A good, productive workplace is the one where employees are safe, despite the hazards, they’re exposed to. Workplace safety encompasses the broad spectrum of aspects ranging from identifying all the potential hazards & training all the employees to procure, acquainting & enforcing the use of all necessary personal protective equipment. Since protective workwear plays the most crucial role in ensuring employees’ safety below, we have stated the most significant reasons why protective workwear is imperative for employees’ safety.
To protect the body from extremes of heat & cold
It is imperative to keep workers safe & comfortable, especially when they are working in uncomfortable & dangerous situations. Protective workwear clothing such as flame-resistant clothing is one of the great examples of how protective clothing can keep you safe from extreme heat when you’re welding or using electrical equipment.
To protect against head injuries
Head injuries are very common in a workplace that involves the use of heavy equipment.

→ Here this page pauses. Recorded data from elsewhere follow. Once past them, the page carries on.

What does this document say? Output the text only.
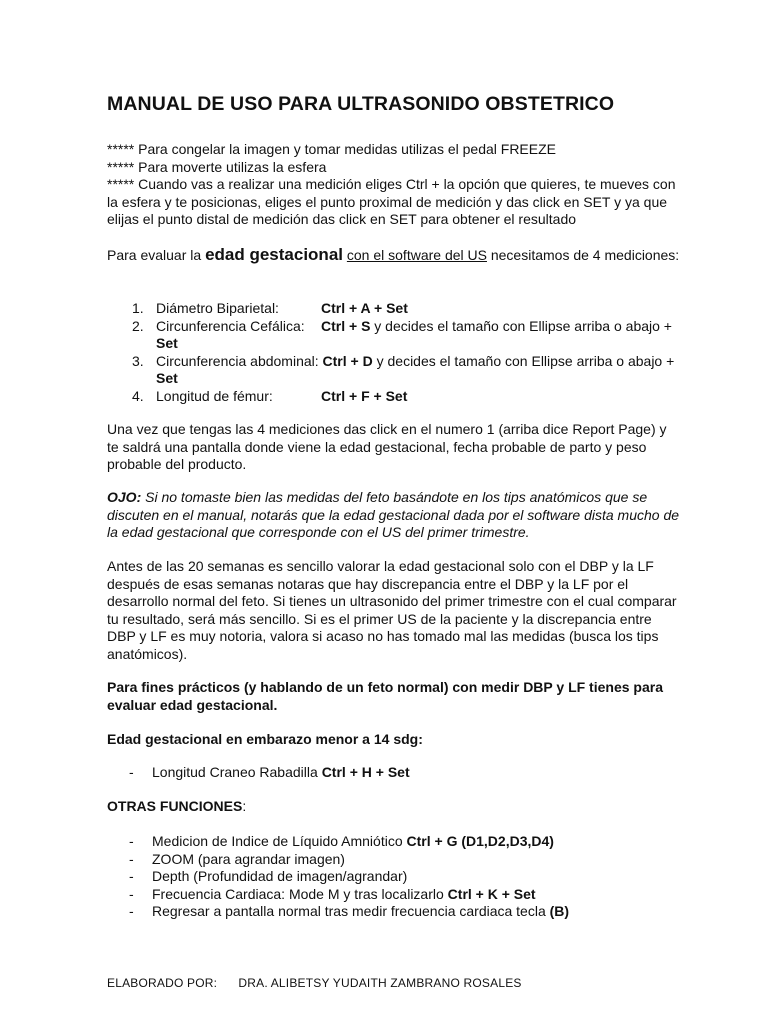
MANUAL DE USO PARA ULTRASONIDO OBSTETRICO

***** Para congelar la imagen y tomar medidas utilizas el pedal FREEZE

***** Para moverte utilizas la esfera

***** Cuando vas a realizar una medición eliges Ctrl + la opción que quieres, te mueves con la esfera y te posicionas, eliges el punto proximal de medición y das click en SET y ya que elijas el punto distal de medición das click en SET para obtener el resultado

Para evaluar la edad gestacional con el software del US necesitamos de 4 mediciones:

1. Diámetro Biparietal:	Ctrl + A + Set
2. Circunferencia Cefálica: Ctrl + S y decides el tamaño con Ellipse arriba o abajo + Set
3. Circunferencia abdominal: Ctrl + D y decides el tamaño con Ellipse arriba o abajo + Set
4. Longitud de fémur:	Ctrl + F + Set

Una vez que tengas las 4 mediciones das click en el numero 1 (arriba dice Report Page) y te saldrá una pantalla donde viene la edad gestacional, fecha probable de parto y peso probable del producto.

OJO: Si no tomaste bien las medidas del feto basándote en los tips anatómicos que se discuten en el manual, notarás que la edad gestacional dada por el software dista mucho de la edad gestacional que corresponde con el US del primer trimestre.

Antes de las 20 semanas es sencillo valorar la edad gestacional solo con el DBP y la LF después de esas semanas notaras que hay discrepancia entre el DBP y la LF por el desarrollo normal del feto. Si tienes un ultrasonido del primer trimestre con el cual comparar tu resultado, será más sencillo. Si es el primer US de la paciente y la discrepancia entre DBP y LF es muy notoria, valora si acaso no has tomado mal las medidas (busca los tips anatómicos).

Para fines prácticos (y hablando de un feto normal) con medir DBP y LF tienes para evaluar edad gestacional.

Edad gestacional en embarazo menor a 14 sdg:

- Longitud Craneo Rabadilla Ctrl + H + Set

OTRAS FUNCIONES:

- Medicion de Indice de Líquido Amniótico Ctrl + G (D1,D2,D3,D4)
- ZOOM (para agrandar imagen)
- Depth (Profundidad de imagen/agrandar)
- Frecuencia Cardiaca: Mode M y tras localizarlo Ctrl + K + Set
- Regresar a pantalla normal tras medir frecuencia cardiaca tecla (B)
ELABORADO POR: DRA. ALIBETSY YUDAITH ZAMBRANO ROSALES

For instance, workers working in mines or at a construction site often end up injuring their head by accidentally hitting or being hit by a heavy object. These head injuries often cause irreparable damage to the brain & result in fatalities. Thus using safety helmets for such jobs can provide the right protection to the workers’ heads & help in reducing the impact of the blow greatly.
To protect against foot & leg injuries
Any heavy object that can inflict head injuries can also cause injuries to the feet & legs. This makes using the right safety shoes essential for safety. Safety shoes & boots can protect the worker’s feet and legs against injuries resulting from punctures. The punctures are usually caused by sharp objects & protrusions that can pierce through the soles of the shoes & tear the feet’ skin. Furthermore, various safety boots rise above the ankle & extend up to the calves, which protect the major part of the legs.
To protect against eye injuries
Tasks such as welding often expose workers to sparks & spatter, which can cause heavy damage to the worker’s vision. Also, many woodworking & metalworking activities expose workers to the risk of being injured by the projectiles. Safety glasses, face masks/shields must be a part of safety workwear clothing while performing tasks, which can lead to the risk of causing damage of such nature to the eyes.
To protect against respiratory ailments
Many worksites expose workers to toxic fumes & gases that can lead to various respiratory ailments. A respiratory mask works as the best rescue for workers working in such settings. It is, in fact, not just the presence of toxic gases that demand respiratory protection for workers, but the presence of dust particles suspended in the air can also enter the respiratory tracts of the workers, which make respiratory protection a necessity for them.
Employers need to take adequate safety measures and ensure that all workers are provided with the right personal protective equipment because it’s very ethical to do so. All employers ought to be ethical in their operational practices.